Lessons and memories from the Web of Life

Tropical biologist Alicia Ibañez, left, with the author on the Tuira River in Matusagaratí. (Provided photo)

Estas son las olas de la mar (These are the waves of the ocean)
Estas son las olas que van y viene (These are the waves that come and go)
Estas son las olas del Río Tuira (These are the waves of the River Tuira)
Estas son las olas de mi Darién. (These are the waves of my Darién.)

- Darién Bunde y Bullarenge, two traditional musical styles of the Afro-descendant people of Darién

Now that I'm back home in Mexico, Panama lingers in my memory like the sharp taste of Café Durán on the back of my tongue. Swaying to the lively beat of Bunde y Bullarenge, a collection of the traditional music of the Afro-Darienitas, I think of the people who made this music and the person who gifted us with it: Hermel López, one of the speakers at the June 22-July 1 Web of Life retreat organized by the Maryknoll Sisters of Panama.

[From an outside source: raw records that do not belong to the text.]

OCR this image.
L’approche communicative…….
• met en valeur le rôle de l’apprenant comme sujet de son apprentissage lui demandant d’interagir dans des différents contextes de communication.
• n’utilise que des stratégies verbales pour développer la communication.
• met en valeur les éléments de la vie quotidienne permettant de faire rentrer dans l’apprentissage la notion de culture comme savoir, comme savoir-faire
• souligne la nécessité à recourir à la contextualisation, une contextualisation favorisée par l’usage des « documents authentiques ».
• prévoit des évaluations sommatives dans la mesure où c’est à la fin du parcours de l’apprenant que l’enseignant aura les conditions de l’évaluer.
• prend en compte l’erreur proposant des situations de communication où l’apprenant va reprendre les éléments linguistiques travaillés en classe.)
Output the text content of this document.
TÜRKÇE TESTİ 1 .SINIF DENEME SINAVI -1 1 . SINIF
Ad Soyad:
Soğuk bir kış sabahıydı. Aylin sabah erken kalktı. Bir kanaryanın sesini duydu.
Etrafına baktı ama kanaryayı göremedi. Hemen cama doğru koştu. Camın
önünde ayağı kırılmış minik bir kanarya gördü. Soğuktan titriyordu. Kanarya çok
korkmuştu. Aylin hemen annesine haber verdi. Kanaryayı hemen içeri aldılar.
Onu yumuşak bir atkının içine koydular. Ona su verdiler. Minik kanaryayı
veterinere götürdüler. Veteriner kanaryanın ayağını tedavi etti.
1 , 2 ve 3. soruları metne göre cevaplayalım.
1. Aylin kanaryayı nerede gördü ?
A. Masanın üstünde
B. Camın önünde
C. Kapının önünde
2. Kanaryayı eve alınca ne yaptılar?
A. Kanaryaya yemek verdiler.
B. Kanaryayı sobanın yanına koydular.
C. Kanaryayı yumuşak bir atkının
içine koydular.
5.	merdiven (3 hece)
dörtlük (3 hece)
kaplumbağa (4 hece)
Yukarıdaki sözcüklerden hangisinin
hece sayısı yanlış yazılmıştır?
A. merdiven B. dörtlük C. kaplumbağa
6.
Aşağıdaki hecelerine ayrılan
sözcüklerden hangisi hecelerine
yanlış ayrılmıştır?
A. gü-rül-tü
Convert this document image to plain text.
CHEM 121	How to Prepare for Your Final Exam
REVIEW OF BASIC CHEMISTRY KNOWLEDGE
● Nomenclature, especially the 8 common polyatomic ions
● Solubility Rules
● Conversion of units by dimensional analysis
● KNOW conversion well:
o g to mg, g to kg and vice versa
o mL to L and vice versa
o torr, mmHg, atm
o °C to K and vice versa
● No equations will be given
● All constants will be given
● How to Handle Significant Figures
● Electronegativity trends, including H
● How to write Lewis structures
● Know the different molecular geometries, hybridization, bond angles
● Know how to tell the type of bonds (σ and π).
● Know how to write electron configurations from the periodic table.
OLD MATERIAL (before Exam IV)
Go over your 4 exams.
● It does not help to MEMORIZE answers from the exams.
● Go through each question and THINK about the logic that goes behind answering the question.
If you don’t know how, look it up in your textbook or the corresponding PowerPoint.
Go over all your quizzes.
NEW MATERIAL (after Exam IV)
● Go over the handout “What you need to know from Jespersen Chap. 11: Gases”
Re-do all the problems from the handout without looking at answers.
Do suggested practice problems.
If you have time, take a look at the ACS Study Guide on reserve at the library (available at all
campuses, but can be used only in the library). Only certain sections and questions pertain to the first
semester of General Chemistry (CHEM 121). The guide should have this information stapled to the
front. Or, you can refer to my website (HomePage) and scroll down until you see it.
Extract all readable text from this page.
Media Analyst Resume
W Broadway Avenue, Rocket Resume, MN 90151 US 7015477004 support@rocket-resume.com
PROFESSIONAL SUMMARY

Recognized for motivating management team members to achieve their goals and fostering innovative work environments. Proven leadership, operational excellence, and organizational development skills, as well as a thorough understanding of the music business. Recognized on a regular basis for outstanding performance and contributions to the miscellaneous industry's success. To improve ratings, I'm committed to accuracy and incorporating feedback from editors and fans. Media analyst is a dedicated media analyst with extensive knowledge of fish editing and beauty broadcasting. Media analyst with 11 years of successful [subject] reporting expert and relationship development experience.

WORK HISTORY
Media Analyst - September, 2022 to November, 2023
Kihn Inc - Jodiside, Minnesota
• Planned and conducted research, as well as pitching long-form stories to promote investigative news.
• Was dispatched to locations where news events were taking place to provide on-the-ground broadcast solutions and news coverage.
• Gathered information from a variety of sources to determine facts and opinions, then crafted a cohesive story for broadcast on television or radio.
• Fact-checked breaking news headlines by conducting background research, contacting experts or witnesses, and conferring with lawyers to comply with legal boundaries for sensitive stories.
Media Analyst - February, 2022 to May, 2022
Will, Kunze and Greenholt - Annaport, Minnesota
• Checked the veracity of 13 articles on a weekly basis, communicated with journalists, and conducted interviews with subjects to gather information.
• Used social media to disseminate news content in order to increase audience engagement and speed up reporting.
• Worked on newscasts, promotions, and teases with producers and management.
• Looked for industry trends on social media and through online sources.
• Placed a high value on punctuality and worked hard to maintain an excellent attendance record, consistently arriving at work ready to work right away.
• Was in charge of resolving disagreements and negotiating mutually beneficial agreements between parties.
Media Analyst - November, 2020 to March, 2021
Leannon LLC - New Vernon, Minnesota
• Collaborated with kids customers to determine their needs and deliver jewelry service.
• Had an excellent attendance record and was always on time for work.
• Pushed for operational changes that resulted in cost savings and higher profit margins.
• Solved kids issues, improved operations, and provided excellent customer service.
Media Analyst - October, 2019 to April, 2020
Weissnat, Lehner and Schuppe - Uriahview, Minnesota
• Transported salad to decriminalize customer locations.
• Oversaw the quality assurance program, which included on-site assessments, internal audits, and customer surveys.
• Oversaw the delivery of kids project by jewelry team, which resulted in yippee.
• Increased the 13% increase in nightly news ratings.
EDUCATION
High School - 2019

For 10 days in the tropical rainforests of Darién and the urban landscape of Panama City, scientists and academics converged with theologians, sisters, writers and spiritual seekers to explore the places where ecology, spirituality and science intersect in the context of the web of life.

An indomitable spirit himself, López represents the best of the Afro-Panamanian culture and of his native Darién. He told us of the cimarrones, the escaped slaves who made their way down into the jungle where the hacienda owners feared to follow and made a life there among the boa constrictors and the jaguars in the lands of the native Kuna. He told us of the importance of the vast network of wetlands and rivers and lagoons that make up Matusagaratí, place of legends and lore for Darienitas since time immemorial.